The United States does not have an “iron-clad” security commitment to assist Taiwan. As President Jimmy Carter observed in 1979 when signing the Taiwan Relations Act (TRA) — the legislation that guides U.S. policy toward Taiwan — the law only provides a president with the option to protect the island. Still, this is significant as the TRA means that the United States is Taiwan’s only potential security partner.
In recent months, Taiwan’s increasingly precarious security equation has grabbed a lot of media headlines. According to a May 1 cover story in the Economist, it is now “the most dangerous place on earth.” Not surprisingly, there appears to be no shortage of proposals to bolster Taiwan’s security.

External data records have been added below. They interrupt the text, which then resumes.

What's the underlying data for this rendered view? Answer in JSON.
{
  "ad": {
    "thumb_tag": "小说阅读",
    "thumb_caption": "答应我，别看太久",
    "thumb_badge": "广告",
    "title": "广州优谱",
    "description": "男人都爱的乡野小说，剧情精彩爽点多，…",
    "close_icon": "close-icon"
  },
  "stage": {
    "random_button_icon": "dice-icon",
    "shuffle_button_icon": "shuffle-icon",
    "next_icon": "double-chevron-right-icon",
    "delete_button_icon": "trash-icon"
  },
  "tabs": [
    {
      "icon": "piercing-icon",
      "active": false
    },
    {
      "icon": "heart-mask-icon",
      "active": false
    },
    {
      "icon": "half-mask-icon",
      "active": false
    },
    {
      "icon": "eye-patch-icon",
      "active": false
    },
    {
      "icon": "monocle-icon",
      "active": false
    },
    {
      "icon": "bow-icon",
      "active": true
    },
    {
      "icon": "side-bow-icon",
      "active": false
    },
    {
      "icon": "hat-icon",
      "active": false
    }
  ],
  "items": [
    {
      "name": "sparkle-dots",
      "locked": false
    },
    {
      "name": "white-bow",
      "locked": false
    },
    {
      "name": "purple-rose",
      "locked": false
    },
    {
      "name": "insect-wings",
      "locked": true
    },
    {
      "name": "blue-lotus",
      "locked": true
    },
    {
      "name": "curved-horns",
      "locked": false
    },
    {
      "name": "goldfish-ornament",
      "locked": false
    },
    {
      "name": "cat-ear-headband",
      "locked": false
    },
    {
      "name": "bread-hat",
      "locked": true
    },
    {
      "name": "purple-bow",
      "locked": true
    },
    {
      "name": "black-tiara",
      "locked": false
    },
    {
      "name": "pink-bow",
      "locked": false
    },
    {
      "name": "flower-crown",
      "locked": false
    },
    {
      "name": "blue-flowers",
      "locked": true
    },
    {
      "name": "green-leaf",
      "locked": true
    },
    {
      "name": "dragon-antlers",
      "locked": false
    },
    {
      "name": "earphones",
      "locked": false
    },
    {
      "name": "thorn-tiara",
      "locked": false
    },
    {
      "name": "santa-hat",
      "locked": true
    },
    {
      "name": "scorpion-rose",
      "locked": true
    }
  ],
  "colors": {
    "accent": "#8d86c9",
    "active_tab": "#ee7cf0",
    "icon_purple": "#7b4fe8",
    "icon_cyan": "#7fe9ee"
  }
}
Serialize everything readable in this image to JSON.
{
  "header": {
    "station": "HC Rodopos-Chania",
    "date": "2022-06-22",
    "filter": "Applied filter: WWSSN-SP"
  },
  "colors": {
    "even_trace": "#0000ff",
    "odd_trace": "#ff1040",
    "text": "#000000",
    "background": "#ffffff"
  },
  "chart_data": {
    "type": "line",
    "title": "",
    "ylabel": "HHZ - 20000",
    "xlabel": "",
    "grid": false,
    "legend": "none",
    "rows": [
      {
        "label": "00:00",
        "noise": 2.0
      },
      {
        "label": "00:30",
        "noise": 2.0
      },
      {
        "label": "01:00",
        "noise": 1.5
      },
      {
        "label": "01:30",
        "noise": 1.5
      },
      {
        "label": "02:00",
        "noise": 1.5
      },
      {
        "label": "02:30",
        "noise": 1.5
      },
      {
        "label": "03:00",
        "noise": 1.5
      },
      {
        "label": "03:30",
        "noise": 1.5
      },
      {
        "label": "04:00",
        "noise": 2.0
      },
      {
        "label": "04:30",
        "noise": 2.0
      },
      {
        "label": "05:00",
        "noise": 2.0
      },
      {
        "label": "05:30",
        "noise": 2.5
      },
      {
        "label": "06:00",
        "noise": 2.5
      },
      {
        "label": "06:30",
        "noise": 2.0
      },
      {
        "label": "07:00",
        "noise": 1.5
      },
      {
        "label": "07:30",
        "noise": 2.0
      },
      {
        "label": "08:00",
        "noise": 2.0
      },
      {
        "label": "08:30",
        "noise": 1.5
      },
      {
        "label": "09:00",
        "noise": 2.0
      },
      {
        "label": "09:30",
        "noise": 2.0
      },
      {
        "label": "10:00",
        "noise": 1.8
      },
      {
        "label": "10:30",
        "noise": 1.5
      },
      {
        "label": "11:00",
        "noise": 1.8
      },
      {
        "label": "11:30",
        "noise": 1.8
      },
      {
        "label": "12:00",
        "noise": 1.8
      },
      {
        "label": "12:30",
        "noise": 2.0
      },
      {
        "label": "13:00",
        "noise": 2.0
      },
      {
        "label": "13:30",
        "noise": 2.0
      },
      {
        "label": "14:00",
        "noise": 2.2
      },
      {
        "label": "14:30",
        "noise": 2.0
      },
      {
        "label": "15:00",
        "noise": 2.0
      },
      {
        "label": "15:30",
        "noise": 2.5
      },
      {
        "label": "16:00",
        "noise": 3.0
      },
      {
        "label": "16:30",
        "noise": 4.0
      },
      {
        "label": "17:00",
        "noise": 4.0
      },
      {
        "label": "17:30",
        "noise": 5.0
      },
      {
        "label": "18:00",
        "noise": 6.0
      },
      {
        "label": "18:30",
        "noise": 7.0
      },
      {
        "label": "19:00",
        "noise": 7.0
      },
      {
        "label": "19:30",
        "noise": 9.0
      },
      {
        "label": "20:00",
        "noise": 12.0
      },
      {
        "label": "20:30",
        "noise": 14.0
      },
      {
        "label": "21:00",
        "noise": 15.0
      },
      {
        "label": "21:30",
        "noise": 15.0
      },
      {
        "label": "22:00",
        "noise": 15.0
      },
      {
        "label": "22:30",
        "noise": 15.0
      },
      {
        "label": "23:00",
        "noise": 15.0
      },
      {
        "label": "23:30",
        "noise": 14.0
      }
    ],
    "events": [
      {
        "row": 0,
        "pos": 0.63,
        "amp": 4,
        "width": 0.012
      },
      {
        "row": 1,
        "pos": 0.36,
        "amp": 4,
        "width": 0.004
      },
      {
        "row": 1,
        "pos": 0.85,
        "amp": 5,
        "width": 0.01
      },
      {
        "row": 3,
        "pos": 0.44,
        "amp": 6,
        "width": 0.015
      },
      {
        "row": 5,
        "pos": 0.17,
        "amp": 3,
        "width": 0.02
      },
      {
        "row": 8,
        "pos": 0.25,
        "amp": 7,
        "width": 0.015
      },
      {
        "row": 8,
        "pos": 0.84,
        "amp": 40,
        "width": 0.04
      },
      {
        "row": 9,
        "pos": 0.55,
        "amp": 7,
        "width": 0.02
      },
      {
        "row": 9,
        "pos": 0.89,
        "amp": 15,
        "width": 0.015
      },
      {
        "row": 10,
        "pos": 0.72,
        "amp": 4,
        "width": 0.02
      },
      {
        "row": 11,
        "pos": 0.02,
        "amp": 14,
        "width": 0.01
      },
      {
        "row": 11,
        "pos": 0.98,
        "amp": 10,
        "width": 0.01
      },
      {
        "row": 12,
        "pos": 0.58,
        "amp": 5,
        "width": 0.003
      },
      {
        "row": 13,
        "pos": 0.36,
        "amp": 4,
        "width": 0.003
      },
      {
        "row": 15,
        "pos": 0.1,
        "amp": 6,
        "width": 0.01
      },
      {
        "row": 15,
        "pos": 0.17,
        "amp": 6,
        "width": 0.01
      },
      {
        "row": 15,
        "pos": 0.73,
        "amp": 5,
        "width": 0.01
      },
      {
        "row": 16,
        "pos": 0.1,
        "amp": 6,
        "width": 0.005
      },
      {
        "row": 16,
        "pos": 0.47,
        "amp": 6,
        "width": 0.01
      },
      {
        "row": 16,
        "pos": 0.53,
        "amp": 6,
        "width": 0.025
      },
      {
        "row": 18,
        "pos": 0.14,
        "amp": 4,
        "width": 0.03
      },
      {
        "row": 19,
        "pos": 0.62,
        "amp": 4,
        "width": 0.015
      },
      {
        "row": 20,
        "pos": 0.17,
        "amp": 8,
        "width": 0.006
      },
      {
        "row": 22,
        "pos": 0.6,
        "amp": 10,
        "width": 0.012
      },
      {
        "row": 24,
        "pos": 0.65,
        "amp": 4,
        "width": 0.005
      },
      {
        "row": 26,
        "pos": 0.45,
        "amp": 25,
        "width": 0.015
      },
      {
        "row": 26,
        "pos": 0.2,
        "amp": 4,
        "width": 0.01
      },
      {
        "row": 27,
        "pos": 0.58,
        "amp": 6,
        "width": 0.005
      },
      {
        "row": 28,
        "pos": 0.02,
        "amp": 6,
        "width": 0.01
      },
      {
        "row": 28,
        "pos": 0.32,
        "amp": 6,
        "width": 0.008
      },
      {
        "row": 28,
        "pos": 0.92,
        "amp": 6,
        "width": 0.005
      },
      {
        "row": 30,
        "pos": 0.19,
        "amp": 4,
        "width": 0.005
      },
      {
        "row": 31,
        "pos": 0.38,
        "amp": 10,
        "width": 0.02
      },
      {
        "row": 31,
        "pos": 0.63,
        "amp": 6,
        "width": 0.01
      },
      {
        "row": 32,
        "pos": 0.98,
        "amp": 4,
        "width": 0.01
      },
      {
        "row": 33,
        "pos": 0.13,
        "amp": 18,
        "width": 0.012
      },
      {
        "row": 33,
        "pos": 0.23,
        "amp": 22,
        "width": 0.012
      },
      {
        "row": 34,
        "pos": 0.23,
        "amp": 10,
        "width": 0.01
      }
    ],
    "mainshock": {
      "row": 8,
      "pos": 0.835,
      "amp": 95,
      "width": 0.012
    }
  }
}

Many U.S. lawmakers want to sell more weapons to Taiwan. As it stands, the United States agreed to sell over $5 billion in arms to the island in 2020. Other voices are even calling for U.S. troops to return to Taiwan — a move that would likely create an earthquake in international affairs and could entrap our country in a cataclysmic conflict with China.
What many of Taiwan’s friends in Washington seem unable to understand is that security means more than “guns and rockets” or protection against a military attack. It includes non-military dimensions — including protection against threats to public health. And the TRA calls for the United States to protect Taiwan against all such threats.
According to Section 3 of the TRA, “the President is directed to inform the Congress promptly of any threat to the security or the social or economic system of the people on Taiwan and any danger to the interests of the US arising therefrom” (emphasis added). And Washington is required to take “appropriate action…in response to any such danger.”
It is clear that Taiwan now confronts an enormous threat to its security, social system, and economic system — COVID-19. And although Taiwan is an advanced society with a modern universal healthcare system, it is also one of the most densely populated places on earth. Almost no one is vaccinated and disease can spread rapidly. Given these facts and the TRA’s call for Washington to take “appropriate action” when the island is threatened, the U.S. needs to do whatever it takes to help Taiwan’s people obtain vaccines now — before it’s too late.